Autism unsurprised; diagnostic camouflage; Neanderthal legacy and more

People with autism aren’t easily surprised, the social camouflage some girls and women with autism use may preclude diagnosis, and autism-related genes are rooted deep in human ancestry.

By Emily Willingham
4 August 2017 | 4 min read
This article is more than five years old.
Neuroscience—and science in general—is constantly evolving, so older articles may contain information or theories that have been reevaluated since their original publication date.
  • Could it be that people with autism are fatalistic about change because the environment so consistently violates their desire for sameness? That’s one possible implication of a small study published 31 July in Nature Neuroscience. Study participants with autism showed less surprise than neurotypical participants when their expectations were not met. In this case, the expectation was that a particular image would follow a specific sound.

    The more pronounced participants’ autism features, the less likely they were to find an unexpected image surprising. Paradoxically, this low reactivity could mask a constant hum of sensory hyperarousal for people with autism. Researcher Rebecca Lawson of the Wellcome Trust Centre for Neuroimaging at University College London speculated in a statement that if “people with autism are more often expecting volatility, that could help explain their propensity to sensory overload, enhanced perceptual functioning and context insensitivity.”

  • A pair of studies underscores the possibility that sequencing may become the first stop for diagnosing certain childhood conditions. Improvements in techniques for screening samples in bulk have greatly enhanced the diagnostic yield of these tests. These improvements may make them more feasible and cost-effective as first-tier tests, as the two studies, published 31 July in JAMA Pediatrics, suggest.

    The first study compared how well different genetic testing approaches identify sequence changes associated with early-life epilepsy. About one-third of people with autism will also have an epilepsy diagnosis. These investigators found the best performance with approaches such as whole-exome sequencing, which spells out the coding regions of DNA. Whole-exome sequencing yielded genetic diagnoses in 27.5 percent of the cases, compared with 17 percent with microarray tests, which identify large duplications or deletions of DNA. Microarray tests are a common choice for genetic testing in autism.

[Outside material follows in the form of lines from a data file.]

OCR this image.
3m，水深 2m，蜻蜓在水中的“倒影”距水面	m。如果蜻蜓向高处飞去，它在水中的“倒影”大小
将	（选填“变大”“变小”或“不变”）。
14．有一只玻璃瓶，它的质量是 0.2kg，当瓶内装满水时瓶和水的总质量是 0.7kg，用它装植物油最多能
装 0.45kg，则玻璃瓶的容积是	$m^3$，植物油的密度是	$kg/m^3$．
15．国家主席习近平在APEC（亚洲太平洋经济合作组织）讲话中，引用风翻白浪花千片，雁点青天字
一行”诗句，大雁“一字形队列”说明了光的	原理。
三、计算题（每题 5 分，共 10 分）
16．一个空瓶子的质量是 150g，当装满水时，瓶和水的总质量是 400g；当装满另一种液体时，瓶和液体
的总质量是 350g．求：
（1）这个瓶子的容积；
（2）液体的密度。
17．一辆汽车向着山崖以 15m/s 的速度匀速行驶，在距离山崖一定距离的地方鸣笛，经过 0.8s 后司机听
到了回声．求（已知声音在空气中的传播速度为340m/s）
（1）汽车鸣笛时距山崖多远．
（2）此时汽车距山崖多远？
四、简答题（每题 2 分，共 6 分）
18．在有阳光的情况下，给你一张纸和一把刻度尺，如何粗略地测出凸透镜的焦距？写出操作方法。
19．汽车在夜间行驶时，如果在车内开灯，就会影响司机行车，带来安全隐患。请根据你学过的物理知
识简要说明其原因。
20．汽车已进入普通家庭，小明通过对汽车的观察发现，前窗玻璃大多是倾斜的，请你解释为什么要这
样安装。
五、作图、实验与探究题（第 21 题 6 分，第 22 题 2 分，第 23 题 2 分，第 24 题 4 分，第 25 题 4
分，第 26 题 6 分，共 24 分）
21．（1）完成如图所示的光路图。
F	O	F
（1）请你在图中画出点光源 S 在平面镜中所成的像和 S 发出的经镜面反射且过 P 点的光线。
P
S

    The second study used whole-exome sequencing to try to pin down diagnoses in children thought to have various conditions traceable to single genes. The researchers identified the causative gene variants in 52 percent of cases. In one-third of these cases, the variant had not been at the top of the list of diagnostic possibilities.

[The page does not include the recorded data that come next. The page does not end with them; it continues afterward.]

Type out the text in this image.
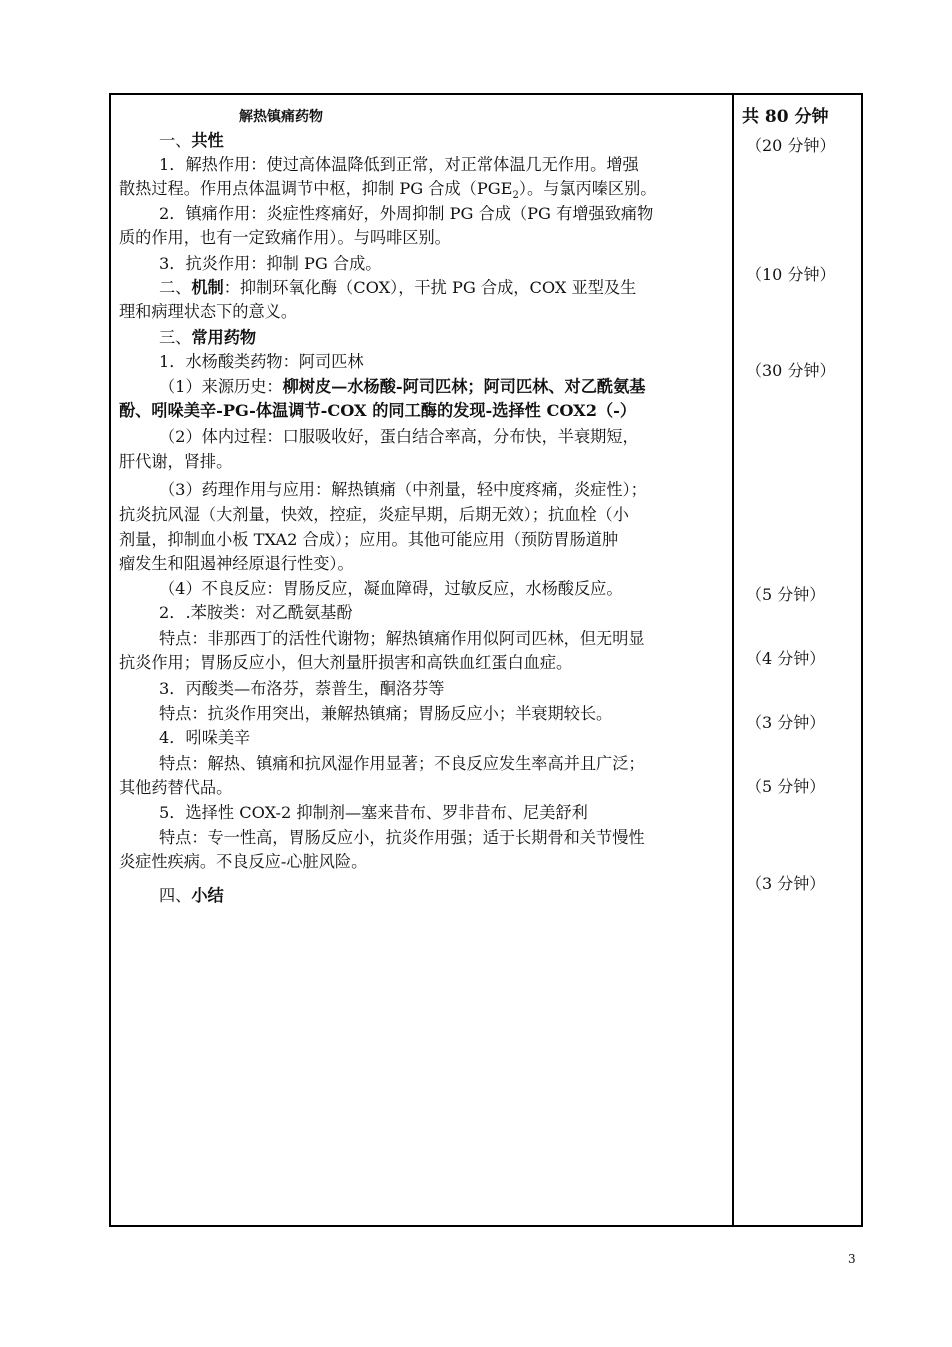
解热镇痛药物
一、共性
1．解热作用：使过高体温降低到正常，对正常体温几无作用。增强
散热过程。作用点体温调节中枢，抑制 PG 合成$(PGE_2)$。与氯丙嗪区别。
2．镇痛作用：炎症性疼痛好，外周抑制 PG 合成（PG 有增强致痛物
质的作用，也有一定致痛作用）。与吗啡区别。
3．抗炎作用：抑制 PG 合成。
二、机制：抑制环氧化酶（COX），干扰 PG 合成，COX 亚型及生
理和病理状态下的意义。
三、常用药物
1．水杨酸类药物：阿司匹林
（1）来源历史：柳树皮—水杨酸-阿司匹林；阿司匹林、对乙酰氨基
酚、吲哚美辛-PG-体温调节-COX 的同工酶的发现-选择性 COX2（-）
（2）体内过程：口服吸收好，蛋白结合率高，分布快，半衰期短，
肝代谢，肾排。
（3）药理作用与应用：解热镇痛（中剂量，轻中度疼痛，炎症性）；
抗炎抗风湿（大剂量，快效，控症，炎症早期，后期无效）；抗血栓（小
剂量，抑制血小板 TXA2 合成）；应用。其他可能应用（预防胃肠道肿
瘤发生和阻遏神经原退行性变）。
（4）不良反应：胃肠反应，凝血障碍，过敏反应，水杨酸反应。
2．.苯胺类：对乙酰氨基酚
特点：非那西丁的活性代谢物；解热镇痛作用似阿司匹林，但无明显
抗炎作用；胃肠反应小，但大剂量肝损害和高铁血红蛋白血症。
3．丙酸类—布洛芬，萘普生，酮洛芬等
特点：抗炎作用突出，兼解热镇痛；胃肠反应小；半衰期较长。
4．吲哚美辛
特点：解热、镇痛和抗风湿作用显著；不良反应发生率高并且广泛；
其他药替代品。
5．选择性 COX-2 抑制剂—塞来昔布、罗非昔布、尼美舒利
特点：专一性高，胃肠反应小，抗炎作用强；适于长期骨和关节慢性
炎症性疾病。不良反应-心脏风险。
四、小结
共 80 分钟
（20 分钟）
（10 分钟）
（30 分钟）
（5 分钟）
（4 分钟）
（3 分钟）
（5 分钟）
（3 分钟）
3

  • A subset of honeybees that react atypically in hive social situations share some genetic traits with people who have autism. Involved genes are linked to ion flow in neurons and to stress-related proteins. Researchers published their buzzy evolutionary findings 25 July in the Proceedings of the National Academy of Sciences.
  • Women with autism use ‘camouflage’ — mimicking neurotypical behaviors — more often than men do to navigate social settings. Evidence suggests that the apparent autism gender gap may trace to this capacity of girls and women on the spectrum to practice social camouflage. NPR dug into the phenomenon in a 31 July story.
  • significant proportion of girls and women with Rett syndrome also have autism. Rett traces to loss of MECP2, a protein with multiple roles, including production of a critical brain growth factor. A drug mimic of this growth factor improves brain function in a Rett mouse model, according to results published 1 July in Disease Models & Mechanisms.
  • How far back in the human lineage can we trace conditions like autism? New findings suggest that the more Neanderthal DNA a person’s genome contains, the more the person’s brain is like that of Neanderthals. Neanderthal-associated brain regions are linked to tool use and visual discrimination and may represent tradeoffs with the ‘social brain,’ according to findings published 24 July in Scientific Reports.
  • About one-third of people with fragile X syndrome also have an autism diagnosis. A test for the associated mutation, which is the most common genetic cause of intellectual disability, can detect it in utero. Doctors in Australia are calling for guideline updates to include this testing option for pregnant women, reported The World Today on 30 July.
  • The biggest obstacle public-health workers face in the autism context is giving people on the spectrum access to evidence-based care, says Sally J. Rogers, co-developer of the Early Start Denver Model. In a wide-ranging interview published 2 August in the Bulletin of the World Health Organization, Rogers talks about early-intervention practices and developmental commonalities between people with and without autism.
  • The U.S. Interagency Autism Coordinating Committee is calling for a doubling of autism research funding by 2020. The advisory panel, which consists of representatives from the autism community and the federal government, wants federal and private funding to reach $658 million by the target year, which means a nearly 15 percent annual increase, reported Disability Scoop on 1 August.

    Joshua Gordon, committee chair and director of the National Institute of Mental Health, called the request “a reasonable and aggressive start … that we can spend wisely and efficiently,” Disability Scoop reported.